そういえば対抗戦は学外からも観客が来る、なんて言ってたな。
文化祭全体も同様ってことか。
「一回だけだけどね。学校の下見がてら家族で来たのよ」
「家族? フレイヤと護衛の使用人だけじゃないのか?」
「お父様も一緒だったんです。今年も来てくれるそうですよ」
それはもう、なんというか視察に近いんじゃないだろうか。
なんせ騎士団の団長だぞ。
そうやって彼女たちと話していると、黒板の方はもう大分意見が集まっていた。
どれもめんどくさそうな物ばかりだな。
ここは一つ、俺も意見を出しておくとしよう。
「休憩室ー」
「――――ジュースバーにミニゲーム屋台、休憩室……って待て。

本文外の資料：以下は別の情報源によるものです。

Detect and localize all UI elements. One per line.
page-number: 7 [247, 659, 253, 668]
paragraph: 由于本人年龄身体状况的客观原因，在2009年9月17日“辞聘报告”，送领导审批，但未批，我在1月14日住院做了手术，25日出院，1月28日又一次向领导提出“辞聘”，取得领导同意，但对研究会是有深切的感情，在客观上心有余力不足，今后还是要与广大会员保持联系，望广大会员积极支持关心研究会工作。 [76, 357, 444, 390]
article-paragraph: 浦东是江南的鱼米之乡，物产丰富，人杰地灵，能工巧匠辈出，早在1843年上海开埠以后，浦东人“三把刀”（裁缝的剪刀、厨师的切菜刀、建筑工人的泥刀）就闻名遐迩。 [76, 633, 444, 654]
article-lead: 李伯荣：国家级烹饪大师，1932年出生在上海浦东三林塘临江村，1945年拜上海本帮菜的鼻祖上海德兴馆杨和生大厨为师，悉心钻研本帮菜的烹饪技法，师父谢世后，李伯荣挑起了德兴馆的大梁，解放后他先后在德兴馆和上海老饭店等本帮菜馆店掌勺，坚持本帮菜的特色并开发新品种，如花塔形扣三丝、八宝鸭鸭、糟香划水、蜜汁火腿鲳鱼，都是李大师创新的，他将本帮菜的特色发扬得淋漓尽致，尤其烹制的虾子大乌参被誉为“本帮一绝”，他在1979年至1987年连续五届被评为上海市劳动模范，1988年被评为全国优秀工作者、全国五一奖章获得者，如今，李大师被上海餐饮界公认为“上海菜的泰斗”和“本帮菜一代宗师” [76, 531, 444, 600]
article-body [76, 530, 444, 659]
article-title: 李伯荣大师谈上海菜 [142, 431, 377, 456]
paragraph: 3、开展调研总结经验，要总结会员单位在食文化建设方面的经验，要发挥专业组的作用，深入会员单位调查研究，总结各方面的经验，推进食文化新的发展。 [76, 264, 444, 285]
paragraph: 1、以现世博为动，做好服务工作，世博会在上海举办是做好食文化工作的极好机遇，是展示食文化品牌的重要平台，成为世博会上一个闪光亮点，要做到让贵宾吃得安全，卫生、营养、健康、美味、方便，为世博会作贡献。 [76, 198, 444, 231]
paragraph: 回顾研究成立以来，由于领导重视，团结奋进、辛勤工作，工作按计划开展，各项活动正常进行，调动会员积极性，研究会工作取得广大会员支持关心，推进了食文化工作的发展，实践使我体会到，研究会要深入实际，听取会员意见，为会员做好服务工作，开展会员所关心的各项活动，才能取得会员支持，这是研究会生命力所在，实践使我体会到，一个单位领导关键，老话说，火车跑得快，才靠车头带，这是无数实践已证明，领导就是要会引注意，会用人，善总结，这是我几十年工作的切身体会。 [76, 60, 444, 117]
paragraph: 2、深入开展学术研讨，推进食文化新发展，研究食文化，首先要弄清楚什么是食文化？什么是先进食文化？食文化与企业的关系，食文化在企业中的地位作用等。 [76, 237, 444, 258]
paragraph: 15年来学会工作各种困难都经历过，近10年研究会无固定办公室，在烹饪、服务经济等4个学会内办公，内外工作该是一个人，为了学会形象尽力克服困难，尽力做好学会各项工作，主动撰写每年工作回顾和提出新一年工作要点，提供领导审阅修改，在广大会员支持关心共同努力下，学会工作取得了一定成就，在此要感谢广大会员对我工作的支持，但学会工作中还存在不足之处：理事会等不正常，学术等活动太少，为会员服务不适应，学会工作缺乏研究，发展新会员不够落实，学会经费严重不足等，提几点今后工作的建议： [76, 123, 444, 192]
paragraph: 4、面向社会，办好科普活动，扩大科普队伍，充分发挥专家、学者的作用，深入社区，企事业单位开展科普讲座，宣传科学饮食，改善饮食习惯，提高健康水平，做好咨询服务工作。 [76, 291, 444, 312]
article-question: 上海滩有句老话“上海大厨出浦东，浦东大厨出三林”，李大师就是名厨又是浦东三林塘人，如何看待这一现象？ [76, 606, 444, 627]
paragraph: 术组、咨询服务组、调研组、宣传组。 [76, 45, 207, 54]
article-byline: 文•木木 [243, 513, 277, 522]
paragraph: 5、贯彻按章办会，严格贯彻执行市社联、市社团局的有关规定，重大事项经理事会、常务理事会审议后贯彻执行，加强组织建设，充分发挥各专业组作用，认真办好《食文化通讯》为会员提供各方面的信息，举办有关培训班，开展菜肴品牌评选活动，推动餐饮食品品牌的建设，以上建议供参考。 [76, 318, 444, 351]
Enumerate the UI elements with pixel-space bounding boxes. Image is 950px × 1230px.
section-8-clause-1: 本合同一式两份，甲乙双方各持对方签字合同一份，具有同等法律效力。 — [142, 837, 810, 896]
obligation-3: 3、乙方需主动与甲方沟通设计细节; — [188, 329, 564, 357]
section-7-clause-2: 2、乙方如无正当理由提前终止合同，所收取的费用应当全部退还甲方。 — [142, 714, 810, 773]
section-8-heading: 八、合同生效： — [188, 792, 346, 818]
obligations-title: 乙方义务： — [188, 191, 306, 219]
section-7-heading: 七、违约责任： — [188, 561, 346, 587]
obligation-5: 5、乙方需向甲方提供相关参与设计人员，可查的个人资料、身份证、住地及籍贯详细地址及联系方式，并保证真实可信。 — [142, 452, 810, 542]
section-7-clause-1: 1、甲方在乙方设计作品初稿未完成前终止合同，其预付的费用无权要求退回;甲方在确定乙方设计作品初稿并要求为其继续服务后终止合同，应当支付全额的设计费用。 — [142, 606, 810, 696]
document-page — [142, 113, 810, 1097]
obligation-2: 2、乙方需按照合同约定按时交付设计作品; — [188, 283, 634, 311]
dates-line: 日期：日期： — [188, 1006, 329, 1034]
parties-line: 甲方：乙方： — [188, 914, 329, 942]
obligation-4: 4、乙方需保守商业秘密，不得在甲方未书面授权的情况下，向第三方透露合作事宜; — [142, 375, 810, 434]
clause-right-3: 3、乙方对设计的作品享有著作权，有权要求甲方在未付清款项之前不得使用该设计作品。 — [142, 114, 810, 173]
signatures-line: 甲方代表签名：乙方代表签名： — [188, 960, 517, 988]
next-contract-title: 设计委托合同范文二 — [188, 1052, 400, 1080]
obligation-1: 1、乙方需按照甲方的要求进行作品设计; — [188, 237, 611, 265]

休憩室とはなんだ」
すると彼は突然振り向いた。
だが問題ない。
俺はすでに顔を伏せている。
「ロズウィリア、貴様か」
「スヤァ……」
「寝たフリをしても無駄だ!」
「…………なぜバレた」
「周りを見てみると良い」
俺は顔を上げて周囲を見る。
「ふむ」
ミーリヤにフレイヤ。
そしてアリシャまでもが、全員苦笑いしていた。
たしかにこれなら一目瞭然だ。
「ライエン、良い観察眼を持っているみたいだな。この調子でクラスも是非取りまとめてくれ」
「言われなくともやっている!」
まぁそうだろうな。
お前いつもクソ真面目だし。
さて、とりあえずこれで……
「それでロズウィリア、休憩室とは何をする出し物なんだ?」
……適当に流してもらう予定、だったが失敗したか。
これだから真面目なやつは困る。
「文化祭にご足労頂いたお客様のために、憩いの空間を提供するんだ」
「そうか、では消しておこう」
「おい」
文句を言おうとした頃には、すでに『休憩室』の文字が消されていた。
驚くべき判断の速さだ。
どうやら今日のライエンは、冗談にすら乗ってくれないらしい。
「とりあえずこんな所だろう。実現できそうな物はここに書き出した。明日までに希望の出し物を書いた上で、記入用紙を私に提出して欲しい」
彼は他にもいくつかの注意事項を説明すると、とくに引き延ばすことなく話し合いの終わりを告げた。
それを機に生徒たちも次々立ち上がっていく。
今日はもう解散か。
「うーん……。いっぱいあって悩みますね……」
「わたしは喫茶店にしようかしら」
「あら、ミーリヤさんもですか? わたくしも喫茶店に投票しようと考えていましたの」
「まぁ文化祭と言ったらこれよねー」
「やっぱりそうですわよね! わたくしも一度は――――」
意見を出し合う彼女達はとても楽しそうだ。
しかしあのアリシャが、ちゃんと楽しんでいるみたいで安心した。
そう遠くない未来、彼女には今のように過ごして欲しいものだ。